Many objectives in modern science demand the automatic processing of large quantities of texts. This is relatively easy to achieve with written texts – you can just enter them online (although there are some challenges and limitations here as well). With spoken texts this is a lot more difficult: first of all, linguists need high-quality recordings made with a decent voice recorder. Second, the texts have to be transcribed, a task that is still hard to do automatically. There are, of course, programmes that can recognize sound and translate spoken language to written text, but even for main, literary languages they have a large error ratio. With non-standard varieties, dialects and languages with “accent” they do not manage at all. The following is a word-for-word translation of an attempt to transcribe a recording of a woman born in 1922 speaking a northern Russian dialect:
"теперь в лондон только надо уроки до пруда для здоровья только путину другой мир был бы мир если только мир мир где все тут гибель аль амир все хорошо будет она сильная еще хотел спросить вот о как раньше сорван италии чечен как частными лис был велик был великий его но вы то я так видит его белье погоди а как частными или утром или вечером выметали а избили как воздуха а говорят что то хотела вечером плохо а мы привыкли к нам так нагло теперь в твоем магазине editor редактор газеты принесшей меня найдет я будок а выкидывать худородным идешь куда выкидывали мусор детскому другом а зачем мешок вот моцарта"
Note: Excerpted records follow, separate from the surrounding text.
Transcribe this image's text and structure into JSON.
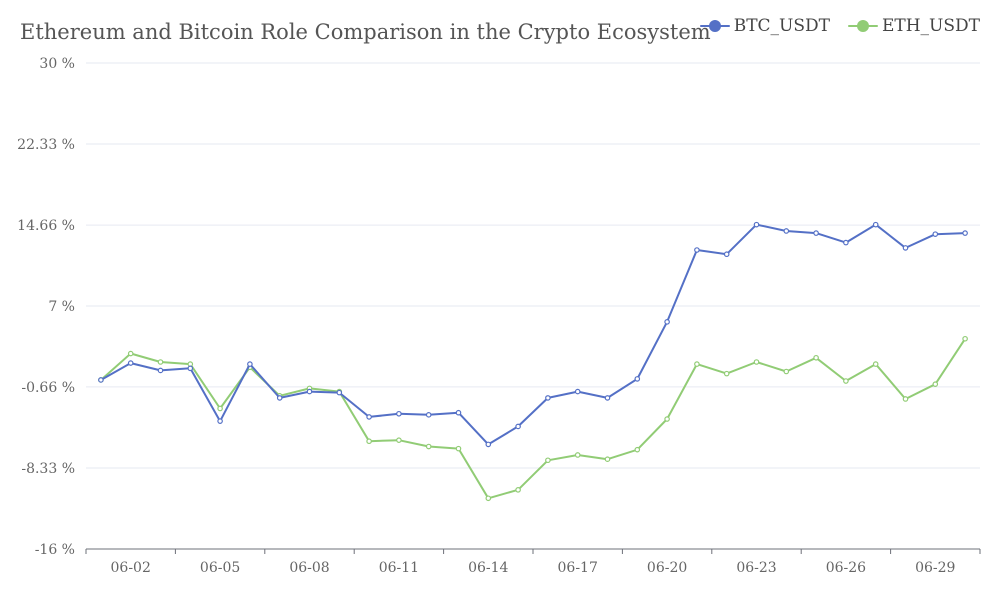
{
  "chart_data": {
    "type": "line",
    "title": "Ethereum and Bitcoin Role Comparison in the Crypto Ecosystem",
    "xlabel": "",
    "ylabel": "",
    "ylim": [
      -16,
      30
    ],
    "y_ticks": [
      "30 %",
      "22.33 %",
      "14.66 %",
      "7 %",
      "-0.66 %",
      "-8.33 %",
      "-16 %"
    ],
    "y_tick_values": [
      30,
      22.33,
      14.66,
      7,
      -0.66,
      -8.33,
      -16
    ],
    "x": [
      "06-01",
      "06-02",
      "06-03",
      "06-04",
      "06-05",
      "06-06",
      "06-07",
      "06-08",
      "06-09",
      "06-10",
      "06-11",
      "06-12",
      "06-13",
      "06-14",
      "06-15",
      "06-16",
      "06-17",
      "06-18",
      "06-19",
      "06-20",
      "06-21",
      "06-22",
      "06-23",
      "06-24",
      "06-25",
      "06-26",
      "06-27",
      "06-28",
      "06-29",
      "06-30"
    ],
    "x_tick_labels": [
      "06-02",
      "06-05",
      "06-08",
      "06-11",
      "06-14",
      "06-17",
      "06-20",
      "06-23",
      "06-26",
      "06-29"
    ],
    "grid": true,
    "legend_position": "top-right",
    "series": [
      {
        "name": "BTC_USDT",
        "color": "#5470c6",
        "values": [
          0,
          1.6,
          0.9,
          1.1,
          -3.9,
          1.5,
          -1.7,
          -1.1,
          -1.2,
          -3.5,
          -3.2,
          -3.3,
          -3.1,
          -6.1,
          -4.4,
          -1.7,
          -1.1,
          -1.7,
          0.1,
          5.5,
          12.3,
          11.9,
          14.7,
          14.1,
          13.9,
          13.0,
          14.7,
          12.5,
          13.8,
          13.9
        ]
      },
      {
        "name": "ETH_USDT",
        "color": "#91cc75",
        "values": [
          0,
          2.5,
          1.7,
          1.5,
          -2.7,
          1.2,
          -1.5,
          -0.8,
          -1.1,
          -5.8,
          -5.7,
          -6.3,
          -6.5,
          -11.2,
          -10.4,
          -7.6,
          -7.1,
          -7.5,
          -6.6,
          -3.7,
          1.5,
          0.6,
          1.7,
          0.8,
          2.1,
          -0.1,
          1.5,
          -1.8,
          -0.4,
          3.9
        ]
      }
    ]
  }
}
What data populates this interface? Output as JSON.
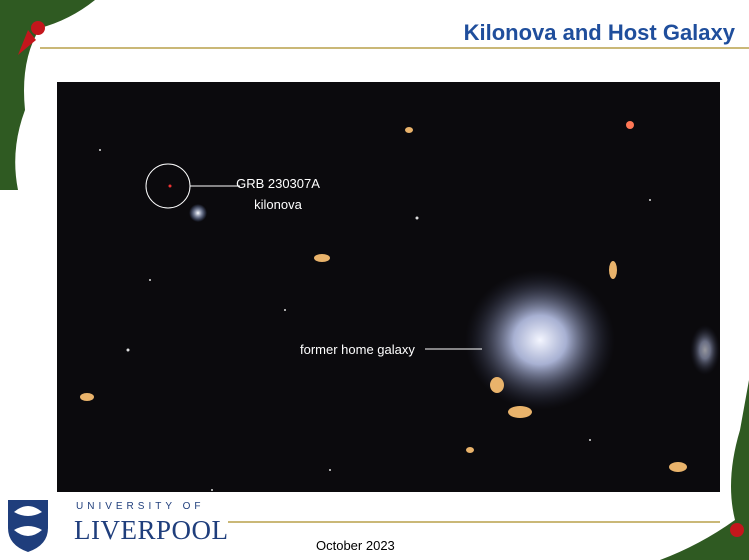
{
  "header": {
    "title": "Kilonova and Host Galaxy"
  },
  "image": {
    "annotations": [
      "GRB 230307A",
      "kilonova",
      "former home galaxy"
    ]
  },
  "footer": {
    "university": "UNIVERSITY OF",
    "name": "LIVERPOOL",
    "date": "October 2023"
  }
}
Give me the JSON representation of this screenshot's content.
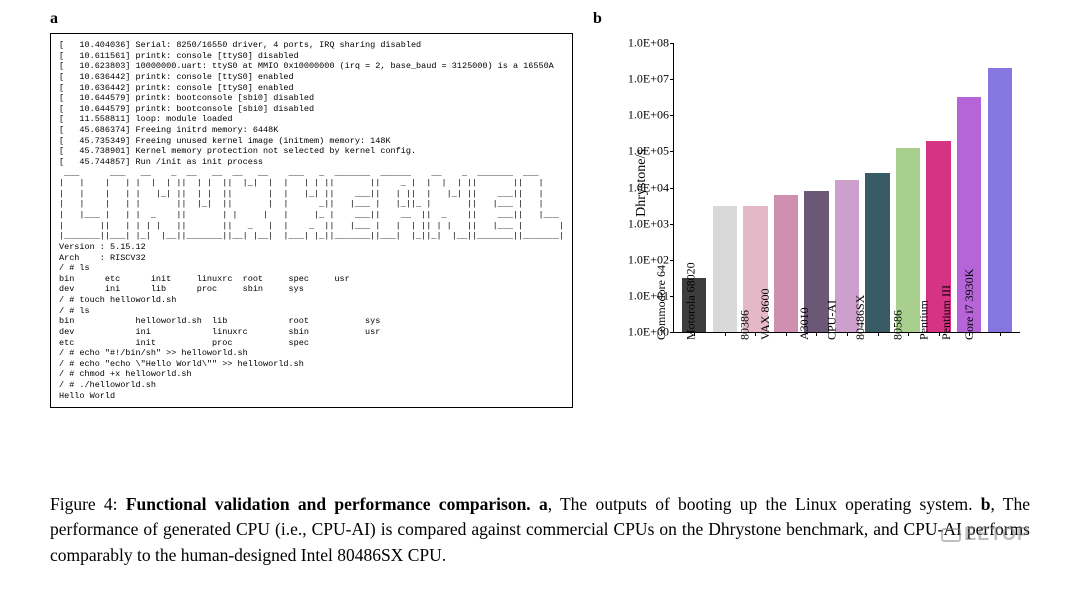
{
  "panel_a": {
    "label": "a",
    "terminal_lines": [
      "[   10.404036] Serial: 8250/16550 driver, 4 ports, IRQ sharing disabled",
      "[   10.611561] printk: console [ttyS0] disabled",
      "[   10.623803] 10000000.uart: ttyS0 at MMIO 0x10000000 (irq = 2, base_baud = 3125000) is a 16550A",
      "[   10.636442] printk: console [ttyS0] enabled",
      "[   10.636442] printk: console [ttyS0] enabled",
      "[   10.644579] printk: bootconsole [sbi0] disabled",
      "[   10.644579] printk: bootconsole [sbi0] disabled",
      "[   11.558811] loop: module loaded",
      "[   45.686374] Freeing initrd memory: 6448K",
      "[   45.735349] Freeing unused kernel image (initmem) memory: 148K",
      "[   45.738901] Kernel memory protection not selected by kernel config.",
      "[   45.744857] Run /init as init process",
      " ___      ___   __    _  __   __  __   __    ___   _  _______  ______    __    _  _______  ___     ",
      "|   |    |   | |  |  | ||  | |  ||  |_|  |  |   | | ||       ||    _ |  |  |  | ||       ||   |    ",
      "|   |    |   | |   |_| ||  | |  ||       |  |   |_| ||    ___||   | ||  |   |_| ||    ___||   |    ",
      "|   |    |   | |       ||  |_|  ||       |  |      _||   |___ |   |_||_ |       ||   |___ |   |    ",
      "|   |___ |   | |  _    ||       | |     |   |     |_ |    ___||    __  ||  _    ||    ___||   |___ ",
      "|       ||   | | | |   ||       ||   _   |  |    _  ||   |___ |   |  | || | |   ||   |___ |       |",
      "|_______||___| |_|  |__||_______||__| |__|  |___| |_||_______||___|  |_||_|  |__||_______||_______|",
      "Version : 5.15.12",
      "Arch    : RISCV32",
      "/ # ls",
      "bin      etc      init     linuxrc  root     spec     usr",
      "dev      ini      lib      proc     sbin     sys",
      "/ # touch helloworld.sh",
      "/ # ls",
      "bin            helloworld.sh  lib            root           sys",
      "dev            ini            linuxrc        sbin           usr",
      "etc            init           proc           spec",
      "/ # echo \"#!/bin/sh\" >> helloworld.sh",
      "/ # echo \"echo \\\"Hello World\\\"\" >> helloworld.sh",
      "/ # chmod +x helloworld.sh",
      "/ # ./helloworld.sh",
      "Hello World"
    ]
  },
  "panel_b": {
    "label": "b",
    "chart": {
      "type": "bar",
      "y_axis_label": "Dhrystone/s",
      "y_scale": "log",
      "ylim_min_exp": 0,
      "ylim_max_exp": 8,
      "y_ticks": [
        {
          "label": "1.0E+00",
          "exp": 0
        },
        {
          "label": "1.0E+01",
          "exp": 1
        },
        {
          "label": "1.0E+02",
          "exp": 2
        },
        {
          "label": "1.0E+03",
          "exp": 3
        },
        {
          "label": "1.0E+04",
          "exp": 4
        },
        {
          "label": "1.0E+05",
          "exp": 5
        },
        {
          "label": "1.0E+06",
          "exp": 6
        },
        {
          "label": "1.0E+07",
          "exp": 7
        },
        {
          "label": "1.0E+08",
          "exp": 8
        }
      ],
      "categories": [
        {
          "label": "Commodore 64",
          "value_exp": 1.5,
          "color": "#3d3d3d"
        },
        {
          "label": "Motorola 68020",
          "value_exp": 3.5,
          "color": "#d9d9d9"
        },
        {
          "label": "80386",
          "value_exp": 3.5,
          "color": "#e4b8c6"
        },
        {
          "label": "VAX 8600",
          "value_exp": 3.8,
          "color": "#cf8fb0"
        },
        {
          "label": "A3010",
          "value_exp": 3.9,
          "color": "#6b5876"
        },
        {
          "label": "CPU-AI",
          "value_exp": 4.2,
          "color": "#cc9fcc"
        },
        {
          "label": "80486SX",
          "value_exp": 4.4,
          "color": "#385b66"
        },
        {
          "label": "80586",
          "value_exp": 5.1,
          "color": "#a9cf8f"
        },
        {
          "label": "Pentium",
          "value_exp": 5.3,
          "color": "#d63384"
        },
        {
          "label": "Pentium III",
          "value_exp": 6.5,
          "color": "#b565d8"
        },
        {
          "label": "Core i7 3930K",
          "value_exp": 7.3,
          "color": "#8677e0"
        }
      ],
      "background_color": "#ffffff",
      "tick_fontsize": 12,
      "label_fontsize": 14,
      "bar_width": 0.8
    }
  },
  "caption": {
    "figure_number": "Figure 4:",
    "title": "Functional validation and performance comparison.",
    "part_a_label": "a",
    "part_a_text": ", The outputs of booting up the Linux operating system.",
    "part_b_label": "b",
    "part_b_text": ", The performance of generated CPU (i.e., CPU-AI) is compared against commercial CPUs on the Dhrystone benchmark, and CPU-AI performs comparably to the human-designed Intel 80486SX CPU."
  },
  "watermark": {
    "text": "EETOP"
  }
}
For now these texts have to be processed manually. It takes a highly qualified researcher to transcribe them – someone who is familiar with the dialect and aware of the peculiarities of its lexicon, phonetics and morphology. In addition, the transcription should be carried out with a special programme that connects the sound with the text. With this programme the researcher has to manually cut out fragments of sound along with the corresponding transcription in order to create a corpus that can return text as well as sound in response to search queries, which is important for many research objectives. Because manual transcription is a very painstaking task, there are few good spoken text corpora available. Our laboratory aims to increase the number of such corpora available while simultaneously working on research connected to spoken corpora.
Are there any language varieties that are currently of more interest?
The main scientific interest of our laboratory is language contact. Therefore, we are mostly interested in dialects located on the border of linguistic areas, which experience influence from other languages and dialects. Russian dialects are heavily influenced by the literary language, as are all of the languages spoken in Russia. We are also interested in features of local languages that are reflected in the Russian of those who live in these areas. Soon we will launch a corpus of the Russian spoken in Daghestan and start researching the peculiarities of this variety.
Are there any such corpora currently available, that are created and used in the projects of the laboratory?
We have one example of such a corpus: the Ustja River Basin Corpus corpus, which was created at the School of Linguistics with the active participation of students. At present this is the largest corpus featuring a Russian dialect. It is available online and it allows for search queries that return both text and sound. Several articles have been written based on the data from this corpus, and one article has recently been submitted to a very good journal.
Did the competition spark a lot of interest? How many applications did you receive?
The first competition was only a small try-out. We did not advertise it, because it was not our aim to receive a large amount of applications. We wanted to see whether there was an interest in projects like these and evaluate the quality of applications we would receive. We will not reveal the results prematurely, but we can say that the competition has taken place and we received some very interesting applications.